The first cooked “Salsa” recipe is one that was originally shared by a friend, and the one I turn to each summer when the tomatoes are ready. It’s fairly fail-proof and works best if you drain some of the tomato juice off before you start cooking the batch. Some tomatoes are juicier than others and if the liquid is too great, the salsa will not thicken enough in the simmer process.
The “Wonderful Salsa” is a recipe I found while searching the Internet a few years back wanting to try something different than my traditional salsa. Consequently, since that time I have been making batches of each. With the sugar added, this particular recipe happens to be a little bit sweeter version and a nice change of pace (no pun intended).
The “Fresh Salsa” is also a recipe I make over and over during the late summer months when the tomatoes are at their peak. It takes just a few minutes and is a great appetizer served with tortilla chips when you are entertaining guests. The only problem is that it will disappear quickly so it might be wise to make a double or triple batch to begin with as leftovers also keep well in the fridge.
Many people do not care for the taste cilantro lends to the salsa, so if you are one of those, feel free to throw in some fresh parsley.
When I’m serving the fresh salsa with chips I also like to have individual dipping containers for each person to use. You can certainly purchase them just about anywhere, but I save and wash the little plastic containers that come with the individual fruit servings on the grocers shelves. They are just the right size and you can wash and reuse them. I have even placed them on the top rack of my dishwasher.
As for the number of jalapenos you use in each of these recipes, you can of course adjust the amount depending upon your likeness for hot. Also be sure to remember to protect your hands with rubber gloves when you are dicing the peppers.
Until next time, from my kitchen to yours, happy cooking.
4 1/2 quarts tomatoes
3 1/2 cups finely chopped onions
4 cups chopped green peppers
2/3 cup jalapenos chopped (about 4 with seeds)
4 tbsp. canning salt
4 tbsp. white vinegar
3-4 cloves garlic, chopped
1 tbsp. cumin
Mix all together in large kettle. Simmer for two hours and place in hot jars and cover with hot lids and rims. You’ll hear the jars popping as they seal themselves, usually within an hour’s time. (If you leave any salsa on the rims as you’re filling each jar, make sure you take a sanitized cloth and wipe the rim clean so it’s residue free before you put on the hot lid. Otherwise, your jars may not seal. If you prefer to go the extra effort and hot bath them, you can do that also, boiling them in the hot water for ten minutes. I don’t ever do this and have never had a problem, but most cooking experts would recommend this. In either case, if it appears that any of the jars of salsa have not sealed, just refrigerate them and use them first.)
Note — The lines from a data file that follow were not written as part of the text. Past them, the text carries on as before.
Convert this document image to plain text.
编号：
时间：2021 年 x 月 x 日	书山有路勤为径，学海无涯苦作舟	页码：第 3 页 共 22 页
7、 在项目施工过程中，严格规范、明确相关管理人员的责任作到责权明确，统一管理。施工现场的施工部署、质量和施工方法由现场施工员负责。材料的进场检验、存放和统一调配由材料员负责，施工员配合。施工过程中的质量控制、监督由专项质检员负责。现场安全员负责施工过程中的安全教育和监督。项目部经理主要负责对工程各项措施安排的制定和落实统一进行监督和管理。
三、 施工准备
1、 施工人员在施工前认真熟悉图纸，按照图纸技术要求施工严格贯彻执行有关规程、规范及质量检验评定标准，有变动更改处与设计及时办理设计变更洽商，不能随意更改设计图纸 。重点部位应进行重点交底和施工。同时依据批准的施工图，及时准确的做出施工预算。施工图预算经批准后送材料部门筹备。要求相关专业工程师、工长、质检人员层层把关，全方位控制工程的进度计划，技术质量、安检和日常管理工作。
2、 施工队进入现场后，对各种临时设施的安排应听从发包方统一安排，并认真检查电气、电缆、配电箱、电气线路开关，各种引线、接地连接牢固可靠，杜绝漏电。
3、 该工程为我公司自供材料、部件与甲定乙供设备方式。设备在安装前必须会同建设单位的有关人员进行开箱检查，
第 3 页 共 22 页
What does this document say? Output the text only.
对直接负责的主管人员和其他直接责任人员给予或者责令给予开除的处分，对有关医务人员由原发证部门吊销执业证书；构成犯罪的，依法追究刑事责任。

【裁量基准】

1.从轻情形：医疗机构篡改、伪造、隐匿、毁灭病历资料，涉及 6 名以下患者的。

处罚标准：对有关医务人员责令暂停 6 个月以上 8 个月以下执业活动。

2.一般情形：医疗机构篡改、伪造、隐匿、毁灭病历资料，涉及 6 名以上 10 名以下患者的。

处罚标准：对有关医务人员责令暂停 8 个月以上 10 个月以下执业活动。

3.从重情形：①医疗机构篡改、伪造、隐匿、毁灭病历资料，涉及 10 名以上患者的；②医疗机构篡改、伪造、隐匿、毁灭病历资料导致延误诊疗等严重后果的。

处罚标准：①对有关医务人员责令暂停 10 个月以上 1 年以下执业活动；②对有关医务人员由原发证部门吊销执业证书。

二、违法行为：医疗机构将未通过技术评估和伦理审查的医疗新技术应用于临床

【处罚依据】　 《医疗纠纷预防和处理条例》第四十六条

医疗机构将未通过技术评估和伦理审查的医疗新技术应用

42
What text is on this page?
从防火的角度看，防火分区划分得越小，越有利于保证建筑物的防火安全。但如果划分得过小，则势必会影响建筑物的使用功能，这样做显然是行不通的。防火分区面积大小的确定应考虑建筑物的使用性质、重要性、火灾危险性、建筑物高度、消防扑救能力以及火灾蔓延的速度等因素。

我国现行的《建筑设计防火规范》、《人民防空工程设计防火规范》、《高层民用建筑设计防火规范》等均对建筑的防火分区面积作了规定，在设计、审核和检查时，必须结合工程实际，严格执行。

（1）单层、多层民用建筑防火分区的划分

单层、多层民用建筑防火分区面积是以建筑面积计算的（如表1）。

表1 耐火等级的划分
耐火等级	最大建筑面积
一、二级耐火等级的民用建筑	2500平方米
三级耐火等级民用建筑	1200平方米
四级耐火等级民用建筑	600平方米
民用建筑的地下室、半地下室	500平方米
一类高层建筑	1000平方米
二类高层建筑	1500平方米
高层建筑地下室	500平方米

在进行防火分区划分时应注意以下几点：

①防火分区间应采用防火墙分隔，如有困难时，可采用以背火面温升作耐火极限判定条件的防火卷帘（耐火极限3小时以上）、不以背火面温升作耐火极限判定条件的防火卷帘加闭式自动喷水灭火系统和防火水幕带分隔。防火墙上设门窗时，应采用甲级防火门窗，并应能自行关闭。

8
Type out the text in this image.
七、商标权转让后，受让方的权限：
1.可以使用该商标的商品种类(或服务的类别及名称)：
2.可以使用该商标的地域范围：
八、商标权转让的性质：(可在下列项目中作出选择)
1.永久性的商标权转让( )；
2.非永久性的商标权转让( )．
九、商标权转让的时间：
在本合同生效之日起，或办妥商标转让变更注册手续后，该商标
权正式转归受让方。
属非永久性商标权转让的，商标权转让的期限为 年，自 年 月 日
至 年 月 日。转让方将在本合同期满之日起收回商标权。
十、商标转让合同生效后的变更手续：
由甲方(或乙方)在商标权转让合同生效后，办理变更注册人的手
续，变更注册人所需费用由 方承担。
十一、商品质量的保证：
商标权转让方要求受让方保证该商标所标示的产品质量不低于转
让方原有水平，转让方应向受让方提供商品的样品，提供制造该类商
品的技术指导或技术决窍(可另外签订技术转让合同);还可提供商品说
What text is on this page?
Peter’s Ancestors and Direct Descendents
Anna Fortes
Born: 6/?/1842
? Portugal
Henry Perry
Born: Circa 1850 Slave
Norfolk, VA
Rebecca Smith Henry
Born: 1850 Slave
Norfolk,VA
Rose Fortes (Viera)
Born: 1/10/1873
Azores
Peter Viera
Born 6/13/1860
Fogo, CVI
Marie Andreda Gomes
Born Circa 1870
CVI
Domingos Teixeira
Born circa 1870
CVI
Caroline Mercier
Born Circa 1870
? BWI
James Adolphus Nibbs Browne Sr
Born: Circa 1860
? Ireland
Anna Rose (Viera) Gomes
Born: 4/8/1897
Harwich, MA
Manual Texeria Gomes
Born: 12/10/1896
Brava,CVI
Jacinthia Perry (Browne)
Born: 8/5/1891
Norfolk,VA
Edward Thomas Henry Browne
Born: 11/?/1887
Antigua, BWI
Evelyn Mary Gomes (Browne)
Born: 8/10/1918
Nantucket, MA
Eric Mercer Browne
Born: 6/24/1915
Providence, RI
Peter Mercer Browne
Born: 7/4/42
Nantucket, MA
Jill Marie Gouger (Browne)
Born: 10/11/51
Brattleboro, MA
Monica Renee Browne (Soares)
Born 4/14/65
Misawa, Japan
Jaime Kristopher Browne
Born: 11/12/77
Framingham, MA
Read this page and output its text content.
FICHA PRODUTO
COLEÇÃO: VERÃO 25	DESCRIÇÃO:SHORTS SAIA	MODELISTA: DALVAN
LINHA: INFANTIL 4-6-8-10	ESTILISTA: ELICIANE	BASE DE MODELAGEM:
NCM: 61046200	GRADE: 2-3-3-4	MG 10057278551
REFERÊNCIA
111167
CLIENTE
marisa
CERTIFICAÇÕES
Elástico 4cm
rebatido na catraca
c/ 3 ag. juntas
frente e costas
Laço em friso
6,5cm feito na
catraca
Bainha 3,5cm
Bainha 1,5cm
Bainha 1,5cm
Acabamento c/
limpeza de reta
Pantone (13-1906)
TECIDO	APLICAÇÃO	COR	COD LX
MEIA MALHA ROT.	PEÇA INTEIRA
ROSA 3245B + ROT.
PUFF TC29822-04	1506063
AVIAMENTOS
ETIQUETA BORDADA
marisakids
8 cups tomatoes, peeled, chopped and drained
2 ½ cups onion, chopped
1 ½ cups green peppers, chopped
1 cup jalapeno peppers, chopped
6 cloves garlic, minced
2 tsp. cumin
2 tsp. pepper
1/8 cup canning salt
1/3 cup sugar
1/3 cup white vinegar
1 (15-ounce) can tomato sauce
1 (12-ounce) can tomato paste
Mix all together in large kettle and bring to a slow boil for 15 minutes. Place in hot jars with hot lids and will seal themselves (same process as above). You can also cook the jars in a hot water bath for ten minutes.
Fresh, Delicious Salsa
3 medium-sized ripe tomatoes, finely chopped
¼ cup finely chopped red onion
¼ cup finely chopped red bell pepper
1 fresh jalapeno peppers, stems and seeds removed, finely chopped
2 tbsp. chopped fresh cilantro
2 tbsp. fresh lime juice
1 tsp. finely chopped garlic
½ tsp. salt
Combine all the ingredients in bowl, mix well. Cover and chill at least 1 hour, or until ready to serve.